Computational Models of Events
Course Description: The notion of event has long been central for both modeling the semantics of natural language as well as reasoning in goal-driven tasks in artificial intelligence. This course examines developments in computational models for events, bringing together recent work from the areas of semantics, logic, computer science, and computational linguistics. The goal of this course is to look at event structure from a unifying perspective, enabled by a new synthesis of how these disciplines have approached the problem. This entails examining the structure of events at all levels impacted by linguistic expressions: (a) predicate decomposition and subatomic event structure; (b) atomic events and the mapping to syntax; (c) events in discourse structure; and (d) causation in the macro-event structure of narratives and scripts.

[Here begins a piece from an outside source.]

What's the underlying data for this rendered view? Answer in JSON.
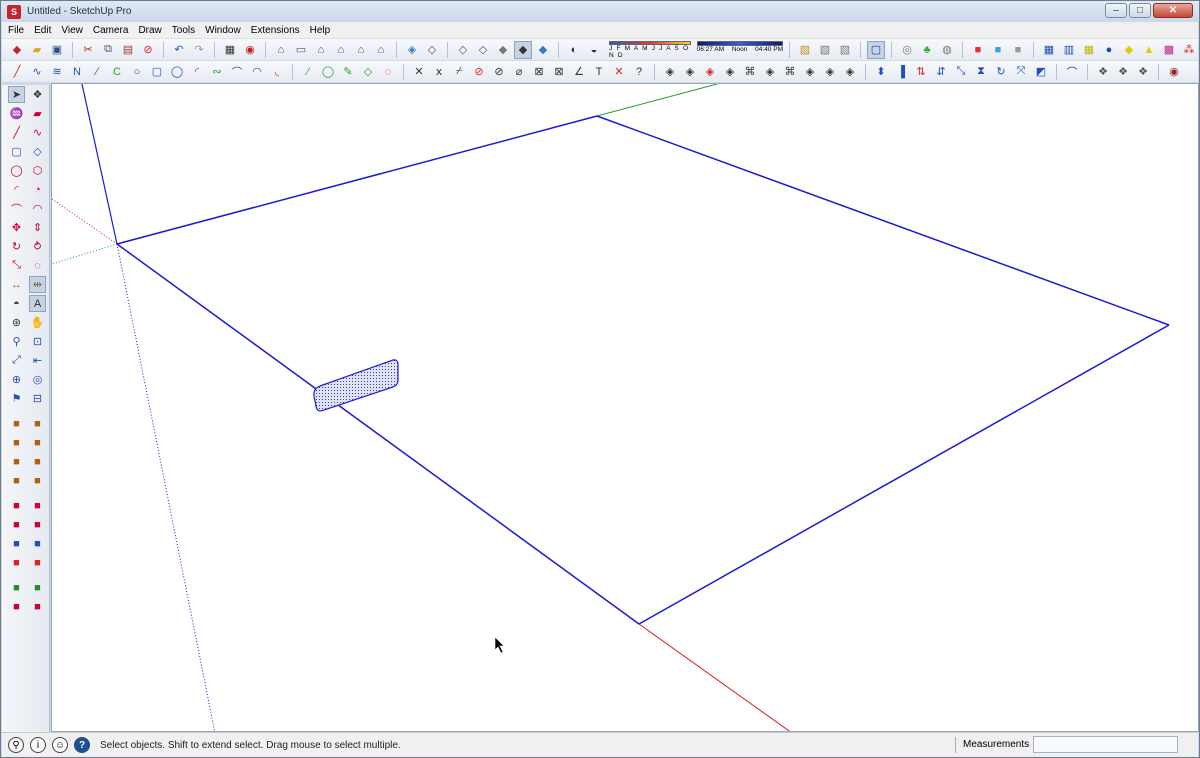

This course outlines a unified theory of event structure. The demands on such a theory require it to both facilitate the systematic mapping from semantic forms to syntactic representations and support event-based inferences in texts. What emerges is a framework that represents a situation and its participants in terms of subevents, modeled dynamically through time and space. In addition, the theory must identify events as part of larger scenarios and scripts. The course covers recent work in this direction and models unifying these representational levels for event-based reasoning.
In the first lecture we focus on the general role of events in linguistics, philosophy, AI, and NLP, examining what questions have been solved and what issues are still outstanding. Common to all traditions is the view that events are the means by which we model situations and changes in our world. For lecture two, we examine the subatomic structure of events from the perspective of hybrid modal logic, using dynamic and linear temporal logics as our means of encoding change. Lecture three focuses first on the properties of atomic event structure. This involves examining the formal characteristics of tense and aspect encodings of events within a temporal logic. We then study the effects of discourse relations on temporal inferencing. Lecture four examines the problem of identifying where events happens, which is critical for any deep causal reasoning involving events and their participants. We develop a procedure for "event localization", which is the process of identifying the spatial extent of an event, activity, or situation. Finally, in lecture five, we look at events above the level of the sentence and local discourse. That is, we examine how events are structured within larger narratives and scripts, reflecting conventionalized patterns of behavior and causal and coherence relations within texts and discourse.